Did FBI barter with Hillary Clinton over email classification?
FBI and Hillary Clinton: Patrick Kennedy, the US State Department official, allegedly offered the FBI permission to post agents in more countries in exchange for reclassifying emails found on Hillary Clinton's private server.
Adding to the nearly 250 pages of investigatory records already released, the FBI published 100 pages more on Monday of interview notes pertaining to its investigation of Hillary Clinton's private email server during her time as US secretary of State.
Republican lawmakers lobbed fresh allegations to coincide with the FBI release, pointing to an interview with an unnamed official in the FBI's own records management division as evidence of wrongdoing, perhaps even collusion in furtherance of Mrs. Clinton's presidential campaign.
"This is a flashing red light of potential criminality," US Rep. Jason Chaffetz (R) of Utah told Fox News on Sunday. Mr. Chaffetz, the House Oversight Committee chairman who has held hearings on the email scandal, said there are grounds for at least four more hearings.
Patrick Kennedy, the US State Department undersecretary for management, allegedly proposed the "quid pro quo" arrangement by suggesting the FBI downgrade the classified status of one email in exchange for an expanded bureau presence in certain additional countries.
"In return for altering the classification, the possibility of additional slots for the FBI at missions overseas was discussed," Chaffetz said. He and Rep. Devin Nunes, (R) of Calif., the chairman of the House Intelligence Committee, called for Mr. Kennedy's removal.
"Those who receive classified intelligence should not barter in it – that is reckless behavior with our nation's secrets," the two Republican lawmakers said in a statement.
Both the State Department and FBI have denied the allegation.
State Department Deputy Spokesperson Mark Toner said Monday that the allegations are factually inaccurate and that Kennedy's conversations were an attempt to understand the FBI's process for releasing certain information to the public via Freedom of Information Act (FOIA) requests.
"Classification is an art, not a science, and individuals with classification authority sometimes have different views," Mr. Toner said, as The Hill reported. "There can be applicable FOIA exemptions that are based on both classified and unclassified rules. We have an obligation to ensure determinations as they relate to classification are made appropriately."
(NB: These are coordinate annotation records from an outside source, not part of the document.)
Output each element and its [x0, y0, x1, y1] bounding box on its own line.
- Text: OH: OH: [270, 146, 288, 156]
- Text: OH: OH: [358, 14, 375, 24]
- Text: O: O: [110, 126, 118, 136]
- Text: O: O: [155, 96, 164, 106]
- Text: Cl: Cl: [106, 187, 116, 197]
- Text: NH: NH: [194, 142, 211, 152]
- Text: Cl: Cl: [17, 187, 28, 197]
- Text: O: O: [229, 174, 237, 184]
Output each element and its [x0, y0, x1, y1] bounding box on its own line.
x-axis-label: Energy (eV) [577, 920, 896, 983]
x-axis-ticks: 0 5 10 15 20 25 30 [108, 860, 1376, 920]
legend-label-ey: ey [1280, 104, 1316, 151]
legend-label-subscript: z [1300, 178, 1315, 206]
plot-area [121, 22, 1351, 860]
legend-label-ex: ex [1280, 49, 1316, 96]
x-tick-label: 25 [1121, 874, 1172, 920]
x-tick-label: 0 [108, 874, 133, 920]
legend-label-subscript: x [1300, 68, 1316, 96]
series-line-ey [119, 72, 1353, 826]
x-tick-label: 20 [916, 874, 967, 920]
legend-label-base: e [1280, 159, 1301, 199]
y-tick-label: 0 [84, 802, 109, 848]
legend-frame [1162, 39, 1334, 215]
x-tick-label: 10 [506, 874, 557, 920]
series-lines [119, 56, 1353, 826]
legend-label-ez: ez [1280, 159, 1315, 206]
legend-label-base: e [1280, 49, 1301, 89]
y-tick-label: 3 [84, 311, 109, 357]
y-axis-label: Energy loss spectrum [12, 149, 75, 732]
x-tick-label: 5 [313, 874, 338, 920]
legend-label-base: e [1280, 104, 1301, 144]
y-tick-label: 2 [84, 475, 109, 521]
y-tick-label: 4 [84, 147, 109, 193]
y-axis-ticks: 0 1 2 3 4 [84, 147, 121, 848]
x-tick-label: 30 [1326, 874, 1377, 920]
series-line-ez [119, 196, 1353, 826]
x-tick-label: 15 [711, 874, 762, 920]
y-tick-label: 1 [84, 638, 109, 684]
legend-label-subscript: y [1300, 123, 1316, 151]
In a statement to CBS News, the FBI explained that the request to "re-review" one classified email was unrelated to the FBI's pending request for additional space for personnel abroad.
"The classification of the email was not changed, and it remains classified today," the FBI statement added. "Although there was never a quid pro quo, these allegations were nonetheless referred to the appropriate officials for review."
The FBI announced in July that Clinton would not be prosecuted for her handling of classified information in emails on a private server. That was perhaps the climax of a political saga The Christian Science Monitor's Peter Grier has described as "destined to last as long as the Broadway run of 'Cats.'"
But it does not mean the former first lady has escaped the controversy unscathed, as Mr. Grier wrote:
That’s because FBI evidence disproves some of the key statements Clinton has made in her own defense. Most important, the agency found that 110 of Clinton’s emails were marked as “classified” when they were sent or received. Clinton has long said that she never knowingly handled secrets on her private system.
During a press call Monday morning, Clinton's campaign manager Robby Mook shrugged off the new allegation, as Politico reported.
"It's very well known that there were disputes between the State Department and other agencies about classification," Mr. Mook said. "It's not unusual."
In another FBI interview documented in Monday's release, an unnamed official accuses the State Department of peddling "an agenda which involves minimizing the classified nature" of Clinton's emails to protect her interests and those of the department.
House Speaker Paul Ryan, (R) of Wisc., released a statement again denouncing Clinton's handling of classified information and suggesting that James Clapper, the director of national intelligence (DNI), should have taken action against Clinton.
"This is exactly why I called on DNI Clapper to deny her access to classified information," Rep. Ryan said. "Moreover, a senior State Department official's attempt to pressure the FBI to hide the extent of this mishandling bears all the signs of a cover-up. This is why our aggressive oversight work in the House is so important, and it will continue."